Lo veía y seguía sin creerlo. Un héroe, sacado de un videojuego, estaba frente a ella. En su cuarto, investigando todas sus cosas, curioseando con todo lo que no conoce. Parecía un niño pequeño que apenas empieza a conocer el mundo. De cierto modo se veía... Adorable. Tuvo que bajar por los protectores de tomacorriente que usaban con su hermanito cuando Link intentó meter cosas ahí; por poco se electrocuta. Para tenerlo ocupado mientras pensaba en una solución le dio un cubo rubik que se puede abrir cuando lo ordenas. Y la pregunta más importante era, ¿Cómo puedo regresarlo a su mundo?

-Em... -su voz la sacó de sus pensamientos- no quiero sonar grosero, pero me siento algo incómodo cuando me miras tan fijamente por tanto tiempo. Llevas media hora mirándome así y comienza a ser extraño.- ambos se sonrojaron

-Ah, lo siento - pero, ¿cómo no verlo si se trata de su mayor ídolo y su amor platónico? Además, seguía son creer lo que estaba pasando- Estaba pensando en cómo solucionar este problema.

-Bien, pero... ¿Me puedes explicar eso del...? ¿Vide-que?

-Videojuego... Pero promete que no te vas a alterar- tenía miedo, ¿cómo se tomaría la noticia?

-Lo prometo, sólo... Quiero saber de dónde vengo.

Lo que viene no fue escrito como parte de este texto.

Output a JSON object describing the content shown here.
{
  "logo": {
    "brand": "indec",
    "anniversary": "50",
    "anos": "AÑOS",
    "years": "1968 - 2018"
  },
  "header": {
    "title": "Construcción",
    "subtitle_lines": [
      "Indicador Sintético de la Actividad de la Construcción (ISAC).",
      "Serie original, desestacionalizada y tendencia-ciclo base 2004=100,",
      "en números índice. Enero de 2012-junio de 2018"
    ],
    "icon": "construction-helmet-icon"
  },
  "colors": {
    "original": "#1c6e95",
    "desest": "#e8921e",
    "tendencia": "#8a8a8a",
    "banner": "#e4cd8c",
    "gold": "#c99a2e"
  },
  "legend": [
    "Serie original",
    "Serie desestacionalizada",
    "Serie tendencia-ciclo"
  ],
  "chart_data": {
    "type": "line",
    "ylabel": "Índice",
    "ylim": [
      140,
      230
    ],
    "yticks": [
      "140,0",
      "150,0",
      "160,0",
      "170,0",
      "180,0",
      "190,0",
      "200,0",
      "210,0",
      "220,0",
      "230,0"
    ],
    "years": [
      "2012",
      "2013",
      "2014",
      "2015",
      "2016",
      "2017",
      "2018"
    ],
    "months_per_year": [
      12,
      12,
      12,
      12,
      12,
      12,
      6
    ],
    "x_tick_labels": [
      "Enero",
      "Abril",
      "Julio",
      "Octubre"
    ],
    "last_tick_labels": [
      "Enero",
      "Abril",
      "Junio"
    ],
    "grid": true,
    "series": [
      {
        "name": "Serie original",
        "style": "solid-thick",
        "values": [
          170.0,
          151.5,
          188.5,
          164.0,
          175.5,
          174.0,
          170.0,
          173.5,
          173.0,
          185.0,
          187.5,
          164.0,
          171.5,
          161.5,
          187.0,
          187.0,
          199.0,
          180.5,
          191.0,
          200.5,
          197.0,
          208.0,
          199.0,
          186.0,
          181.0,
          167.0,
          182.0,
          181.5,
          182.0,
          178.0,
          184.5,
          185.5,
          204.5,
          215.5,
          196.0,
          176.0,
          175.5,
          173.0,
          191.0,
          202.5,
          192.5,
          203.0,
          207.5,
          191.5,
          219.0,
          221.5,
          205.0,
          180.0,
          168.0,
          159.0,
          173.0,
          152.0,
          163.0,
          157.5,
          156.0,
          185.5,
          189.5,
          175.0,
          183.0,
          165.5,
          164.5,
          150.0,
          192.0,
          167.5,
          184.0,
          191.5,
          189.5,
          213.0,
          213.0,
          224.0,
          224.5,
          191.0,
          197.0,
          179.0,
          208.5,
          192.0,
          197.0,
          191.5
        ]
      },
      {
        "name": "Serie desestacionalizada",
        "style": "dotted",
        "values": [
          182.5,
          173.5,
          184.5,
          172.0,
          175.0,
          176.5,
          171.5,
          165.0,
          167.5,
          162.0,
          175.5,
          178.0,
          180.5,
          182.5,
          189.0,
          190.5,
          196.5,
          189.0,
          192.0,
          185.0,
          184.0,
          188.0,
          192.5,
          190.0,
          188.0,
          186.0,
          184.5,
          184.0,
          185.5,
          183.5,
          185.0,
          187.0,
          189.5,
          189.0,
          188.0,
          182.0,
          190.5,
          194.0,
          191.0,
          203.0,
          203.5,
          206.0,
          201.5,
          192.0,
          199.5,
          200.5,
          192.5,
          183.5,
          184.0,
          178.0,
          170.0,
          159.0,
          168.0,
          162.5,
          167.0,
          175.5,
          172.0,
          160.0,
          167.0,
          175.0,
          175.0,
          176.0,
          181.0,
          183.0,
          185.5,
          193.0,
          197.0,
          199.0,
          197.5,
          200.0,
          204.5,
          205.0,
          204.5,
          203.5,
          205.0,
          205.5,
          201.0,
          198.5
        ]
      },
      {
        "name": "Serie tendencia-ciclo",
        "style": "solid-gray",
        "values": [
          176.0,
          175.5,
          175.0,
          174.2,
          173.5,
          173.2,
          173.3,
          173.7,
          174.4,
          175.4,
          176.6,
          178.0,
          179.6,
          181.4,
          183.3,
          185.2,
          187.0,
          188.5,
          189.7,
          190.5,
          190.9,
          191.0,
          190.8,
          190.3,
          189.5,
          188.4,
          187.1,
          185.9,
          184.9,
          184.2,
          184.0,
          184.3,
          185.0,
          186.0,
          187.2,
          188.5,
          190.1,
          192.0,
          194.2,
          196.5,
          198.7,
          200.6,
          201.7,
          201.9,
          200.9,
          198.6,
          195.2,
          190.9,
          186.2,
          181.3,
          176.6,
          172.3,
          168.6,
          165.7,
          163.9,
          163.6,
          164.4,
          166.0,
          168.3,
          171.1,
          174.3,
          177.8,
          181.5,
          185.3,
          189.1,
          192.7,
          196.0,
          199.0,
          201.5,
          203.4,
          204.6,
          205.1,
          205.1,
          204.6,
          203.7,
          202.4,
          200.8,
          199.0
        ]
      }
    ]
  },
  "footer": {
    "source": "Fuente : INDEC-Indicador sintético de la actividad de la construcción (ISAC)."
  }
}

(t/n) respiró hondo, conectó su Nintendo Switch, colocó el cartucho y lo prendio. Link abrió los ojos tanto como pudo en cuanto vio su foto en aquella pantalla; se acercó lentamente hasta ella y la tocó con un poco de temor. ERA ÉL. La joven presionó algunos botones y la partida empezó. El Link de la pantalla estaba de pie, frente al Santuario de Ishokka, con una vista perfecta hacia donde se encuentra uno de los puentes que lleva a la región zora; era tal y como lo recordaba, con lluvia y algo nublado al inicio. (t/n) abrió el menú y reprodujo algunos de los recuerdos que había logrado conseguir. El héroe sólo se sentó frente a la pantalla mientras veía como sus recuerdos pasaban por aquél extraño aparato llamado "televisión". No sabía cómo sentirse al respecto, no todos los días descubres que aquellas cosas que siempre creiste, que viviste, que padeciste y demás... Han estado previamente diseñados para que así pasaran por alguien que es más grande que tú. Que en realidad tus acciones son controladas por alguien más; nada de lo que creiste que hacías por voluntad era así, todo eso eran deseos de otra persona plasmados en ti.

Después de un rato, (t/n) sólo apagó la consola, salió unos minutos, y regresó con algo de té caliente para tratar de ayudar a su nuevo amigo a calmarse. Sabía que no era algo fácil de digerir, de seguro se sentía perdido y confundido, pues descubrió lo pequeño que es su mundo y ahora está lejos de todo lo que conoció alguna vez. Estaba muy lejos de casa, y ninguno de los dos sabía como regresarlo. Pero por el momento, sólo quedaba abrazarlo con fuerza, sentada a su lado en el piso, y consolarlo mientras las lágrimas caían de sus suaves mejillas, dejando rastros húmedos de confusión, tristeza, pero sobre todo, miedo. Un miedo que jamás creyó que podría sentir en su vida.